Achieving personal growth

Building/rebuilding  self-esteem
Resolving  relationship difficulties
Enhancing  job/career satisfaction
Improving  sporting performance

Only a selection of the many challenges we face, as fallible  human beings, are mentioned above. There are many others and they can be discussed in strict confidence with the therapist.

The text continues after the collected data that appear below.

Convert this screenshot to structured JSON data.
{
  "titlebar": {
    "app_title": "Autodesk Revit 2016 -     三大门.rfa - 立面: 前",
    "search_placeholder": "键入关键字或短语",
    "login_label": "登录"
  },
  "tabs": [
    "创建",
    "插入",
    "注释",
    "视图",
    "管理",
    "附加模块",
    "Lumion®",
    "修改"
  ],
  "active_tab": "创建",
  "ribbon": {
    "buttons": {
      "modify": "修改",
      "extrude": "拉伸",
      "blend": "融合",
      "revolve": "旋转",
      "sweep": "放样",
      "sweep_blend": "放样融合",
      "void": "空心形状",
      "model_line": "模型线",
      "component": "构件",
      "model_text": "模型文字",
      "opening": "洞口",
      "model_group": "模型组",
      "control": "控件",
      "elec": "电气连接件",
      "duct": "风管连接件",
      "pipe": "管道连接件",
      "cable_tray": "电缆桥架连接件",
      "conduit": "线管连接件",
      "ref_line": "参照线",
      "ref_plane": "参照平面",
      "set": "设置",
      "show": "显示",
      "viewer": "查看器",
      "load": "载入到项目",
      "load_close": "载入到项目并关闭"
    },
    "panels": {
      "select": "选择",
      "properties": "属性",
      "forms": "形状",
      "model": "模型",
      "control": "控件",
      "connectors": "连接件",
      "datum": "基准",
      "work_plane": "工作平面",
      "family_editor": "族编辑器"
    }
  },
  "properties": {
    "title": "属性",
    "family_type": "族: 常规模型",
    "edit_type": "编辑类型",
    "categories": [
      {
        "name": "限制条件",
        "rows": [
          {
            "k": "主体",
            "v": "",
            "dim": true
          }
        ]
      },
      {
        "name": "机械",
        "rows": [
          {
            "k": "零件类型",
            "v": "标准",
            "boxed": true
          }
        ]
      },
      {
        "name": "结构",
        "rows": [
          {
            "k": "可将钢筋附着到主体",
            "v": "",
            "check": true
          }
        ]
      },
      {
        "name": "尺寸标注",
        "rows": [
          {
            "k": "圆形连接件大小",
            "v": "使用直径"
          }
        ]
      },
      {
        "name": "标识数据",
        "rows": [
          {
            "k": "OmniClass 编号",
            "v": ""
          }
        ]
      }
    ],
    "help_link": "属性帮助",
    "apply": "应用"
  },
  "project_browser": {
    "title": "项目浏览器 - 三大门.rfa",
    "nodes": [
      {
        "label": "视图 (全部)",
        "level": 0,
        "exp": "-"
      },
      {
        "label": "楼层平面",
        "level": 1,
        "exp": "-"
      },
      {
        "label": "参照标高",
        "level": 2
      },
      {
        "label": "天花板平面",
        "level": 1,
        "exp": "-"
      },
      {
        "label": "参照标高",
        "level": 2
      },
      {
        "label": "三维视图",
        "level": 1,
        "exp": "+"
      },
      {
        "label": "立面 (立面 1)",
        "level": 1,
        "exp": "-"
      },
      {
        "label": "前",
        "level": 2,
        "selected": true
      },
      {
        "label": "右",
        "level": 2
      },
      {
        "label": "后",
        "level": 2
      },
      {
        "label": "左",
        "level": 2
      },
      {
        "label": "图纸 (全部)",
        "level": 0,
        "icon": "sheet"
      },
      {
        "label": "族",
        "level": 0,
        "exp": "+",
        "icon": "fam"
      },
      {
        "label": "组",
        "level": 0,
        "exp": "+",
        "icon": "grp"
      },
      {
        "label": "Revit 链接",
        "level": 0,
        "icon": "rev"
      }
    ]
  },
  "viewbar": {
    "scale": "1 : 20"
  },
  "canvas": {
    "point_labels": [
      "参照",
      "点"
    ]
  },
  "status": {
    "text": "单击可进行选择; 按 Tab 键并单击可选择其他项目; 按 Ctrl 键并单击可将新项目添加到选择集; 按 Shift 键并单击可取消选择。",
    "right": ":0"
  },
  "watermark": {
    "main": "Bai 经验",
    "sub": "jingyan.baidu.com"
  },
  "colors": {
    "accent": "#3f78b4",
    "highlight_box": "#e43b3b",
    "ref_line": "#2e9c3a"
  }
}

Please note, however, that there are significant doubts about whether a medically oriented approach (i.e. diagnosis/treatment/cure)  is applicable to the above 'problems of living', and that the presenting   issue may reflect or cover additional issues.

The initial consultation

Prior to any hypno-psychotherapy taking place there will be a consultation, or consultation period, where the issue or problem  to be resolved is discussed and where the client has an opportunity to discuss the treatment approach, the number of recommended sessions and  the likely cost.

Medical considerations

Few medical conditions contra-indicate the use of hypnosis,  though in some cases liaison with the client's medical practitioner may be appropriate. Almost everyone who wishes to be hypnotised can achieve  a level of relaxation sufficient to allow therapy to take place.

The hypnosis session

Generally speaking, during the hypnosis session itself,  the client is invited to relax in an armchair or couch and is then guided  into a state of deep physical and mental relaxation.

In the hypnotic state

While in hypnosis, the client is still generally aware of their surroundings and can choose to come out of hypnosis at any time.  No responsible therapist would attempt to hypnotise anyone against their will, or encourage an individual to act against their natural inclinations  whilst in hypnosis.

After the hypnosis session

At the end of the hypnosis session, the client will be gently returned to the normal waking state. Most new clients are surprised  at how far away the reality of hypnotherapy is from any prior expectation  of 'mind control', and find the experience deeply relaxing.